Overall, this talk offers valuable insights into the complex and nuanced process of developing video game technology and provides practical solutions for managing technology upgrades in challenging timelines and development cycles.

Media:
YouTube video.

PDF (2mb). PPTX (25mb).

Speakers:
Cong Hao He specializes in real-time system engineering. He joined the 3D graphics team behind Far Cry 6 to deliver a great visual experience for the players on consoles before moving to Ubisoft’s Anvil engine core tech team. Here, he is currently working on low level rendering system development as well as making improvements to engine architecture.

Jendrik Illner is a 3D graphics programmer who started his full-time game industry career as a Junior 3D Programmer in 2015 at Ubisoft and left as 3D Technical Lead in 2021. Before joining Sony Santa Monica Studio, he briefly worked at Electronic Arts on the Frostbite engine. Jendrik specializes in game engine architecture and GPU-driven rendering techniques. He runs a weekly roundup of graphics programming-related news.

Overview of Nitrous’ Decoupled Rendering Architecture

An in-depth overview of Nitrous Engine’s Generalized Decoupled Shading System, which shades objects before they are rastered. This system is a general purpose rendering solution that provides a complete alternative to deferred/forward rendering paradigms. The talk will dive into the specifics of how the system is implemented, the shading language we made for it, and some examples of what types of materials it enables.

Media:
YouTube video.

PDF (4mb).

Speaker:
Dan Baker, Graphics architect, co-founder of Oxide Games. Dan began his career at Microsoft where he helped develop DX8, DX9, and DX10, and developed HLSL. He continued his career at Firaxis Games, working on such games as Civilization Revolution, Civilization V and X-Com, architecting Firaxis’ engine for Civilization V. He is one of the founders of Oxide Games, where he is the graphics architect for the Nitrous Engine, the first shipping DX12 engine used in Ashes of the Singularity, and also the engine for upcoming game Ara: History Untold published by Microsoft Xbox Game Studios.

Wētā Digital Rendering Architecture

In this talk we explore the architecture behind Wētā Digital’s inhouse offline renderer, Manuka, and how the real-time renderer Gazebo complements its design in Wētā’s VFX pipeline. We describe the history and decision making behind the architectures and the benefits this brings to Wētā’s VFX pipeline.

Media:
PDF part 1 (27mb). PDF part 2 (4mb).

Speakers:
Robert Cannell is a Lead Software Engineer at Wētā Digital working on Wētā’s real-time preview renderer Gazebo that works with many DCC applications to improve workflows and turnaround times within the Studio. Previously, he worked in games as a graphics and performance engineer for 15 years, working over multiple generations of console, PC and mobile as both a contractor and at PikPok.

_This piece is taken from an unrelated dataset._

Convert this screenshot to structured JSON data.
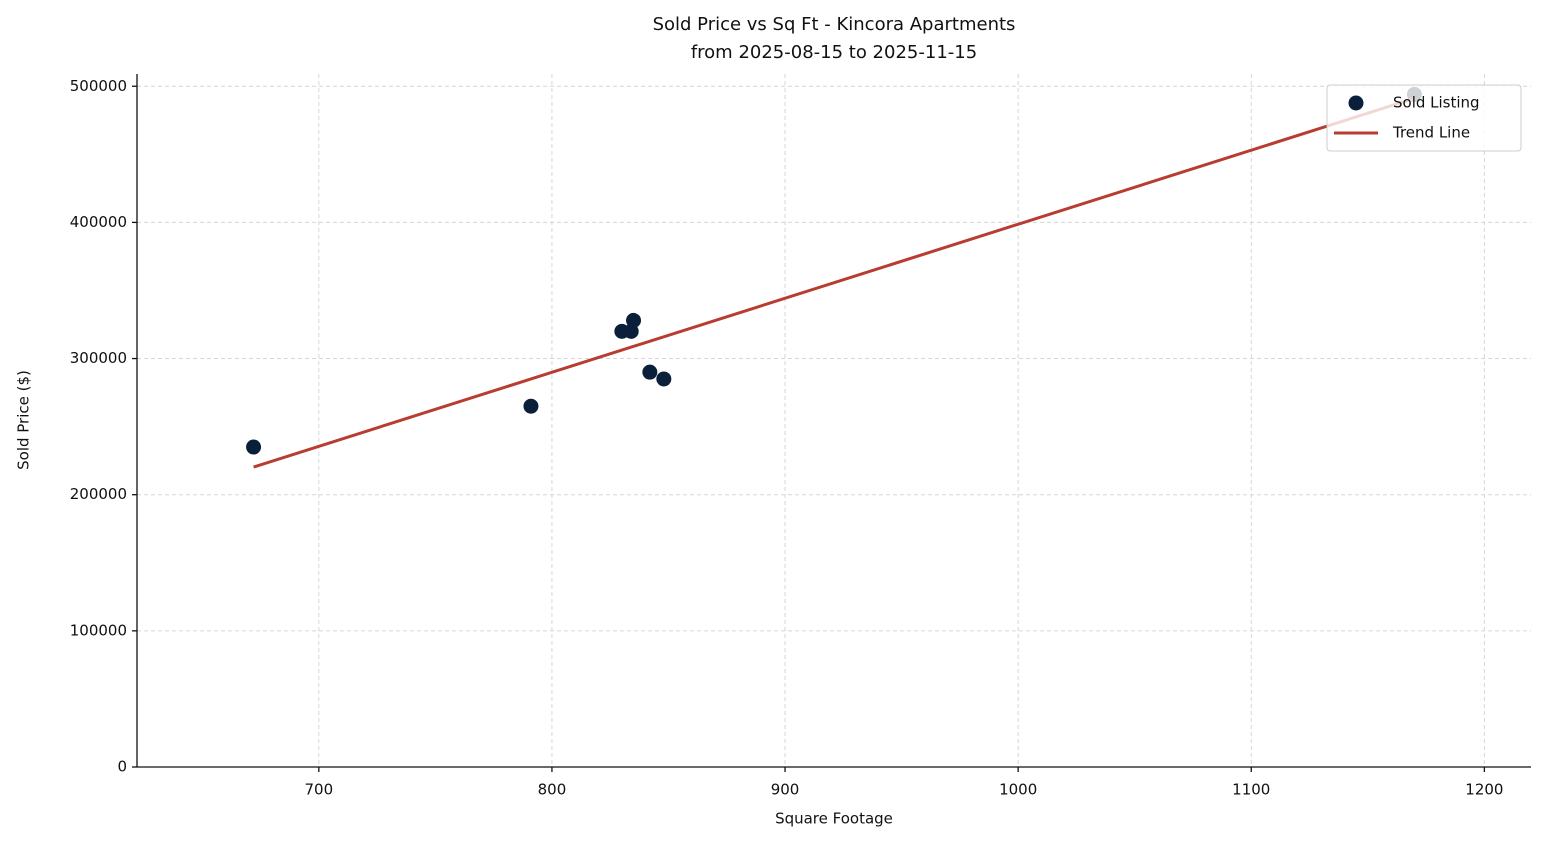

Sander van der Steen is a principal engineer at Wētā Digital and lead of one of the teams responsible for the architecture of the in-house renderer, Manuka. Besides working in rendering, he has been pivotal in the development of a high performance computing framework originally for live puppet evaluation and now provides a general infrastructure for the studio. Prior to joining Wētā, he was a principal tools engineer at Guerrilla Games, working on the titles Horizon Zero Dawn and Killzone Shadowfall.